"Photography and drawing, architecture and sound, diagram and world: all of these differences serve to hold the images suspended on the threshold of uncertainty between true and false. We believe in what we see and at the same time, we do not. Hypnotized by the two-dimensionality of the photographic images, chilled and dominated as they are by repeating formulas, we believe in the unreality of the proportions; we come to trust in the unnatural scale of these slices of world on display. We see the drawing, we perceive the deeply opaque nature of the forms, we know that the invisible hand of digital media has touched the surface of the images, erasing all traces of transparency, all trimmings of depth. The reality of the visible is that there are no more shadows in these architectural border landscapes, these territories on the edge of the known, familiar and unrecognizable, these Zones erased from maps, prisons of our time, all resembling their own differences.

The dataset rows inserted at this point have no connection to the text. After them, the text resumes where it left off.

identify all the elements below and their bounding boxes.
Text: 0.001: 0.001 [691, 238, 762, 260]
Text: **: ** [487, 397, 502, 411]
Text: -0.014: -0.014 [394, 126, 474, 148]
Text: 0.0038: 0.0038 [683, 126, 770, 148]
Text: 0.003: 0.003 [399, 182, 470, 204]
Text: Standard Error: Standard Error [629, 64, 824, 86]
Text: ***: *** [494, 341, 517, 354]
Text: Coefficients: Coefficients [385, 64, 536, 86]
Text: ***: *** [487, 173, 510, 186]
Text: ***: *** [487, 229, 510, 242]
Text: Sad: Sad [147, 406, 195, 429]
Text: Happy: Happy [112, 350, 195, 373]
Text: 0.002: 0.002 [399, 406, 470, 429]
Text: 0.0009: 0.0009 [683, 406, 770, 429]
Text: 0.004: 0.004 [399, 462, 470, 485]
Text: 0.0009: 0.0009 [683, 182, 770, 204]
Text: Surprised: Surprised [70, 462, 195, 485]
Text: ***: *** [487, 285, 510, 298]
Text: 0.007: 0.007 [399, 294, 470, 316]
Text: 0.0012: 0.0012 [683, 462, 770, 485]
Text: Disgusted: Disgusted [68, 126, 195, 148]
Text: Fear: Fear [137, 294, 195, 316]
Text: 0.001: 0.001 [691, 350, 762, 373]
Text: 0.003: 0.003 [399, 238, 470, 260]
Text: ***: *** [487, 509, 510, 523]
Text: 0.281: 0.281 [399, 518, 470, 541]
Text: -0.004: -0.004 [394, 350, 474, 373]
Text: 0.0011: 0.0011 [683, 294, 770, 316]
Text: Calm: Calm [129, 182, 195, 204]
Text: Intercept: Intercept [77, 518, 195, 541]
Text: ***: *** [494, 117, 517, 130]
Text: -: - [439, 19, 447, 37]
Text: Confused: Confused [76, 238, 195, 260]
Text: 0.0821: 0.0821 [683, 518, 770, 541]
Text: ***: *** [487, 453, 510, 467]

The grid takes on the form of a score composed of mathematical formulas and the architecture thaws out in time to electronic music. We find ourselves immersed in a digital continuum in which matter is stylized and homogenized by the flow of data. Abstraction, in Musi’s photography, must be understood on the basis of its quantitative dimension, a dimension that is geometric, digital, informatic, and electronic. The idea goes beyond a banal aesthetic formalization of structures. Musi is not looking for qualitative beauty, he is striving for the quantitative sublime, a sublime that oppresses and disappoints any form of knowledge.
In the 'Border Soundscapes' series, architectural enfermement, sound codes and visual matrices evoke the feeling of a “mathematical sublime”, a feeling generated in equal measure by the mystical pleasure of the formula repeated in the image and by the inadequacy of our gaze when faced with the possibility of piercing and inhabiting the difference and repetition of the peri-urban galaxies that Pino Musi delivers to the eyes of those listening to his soundscapes."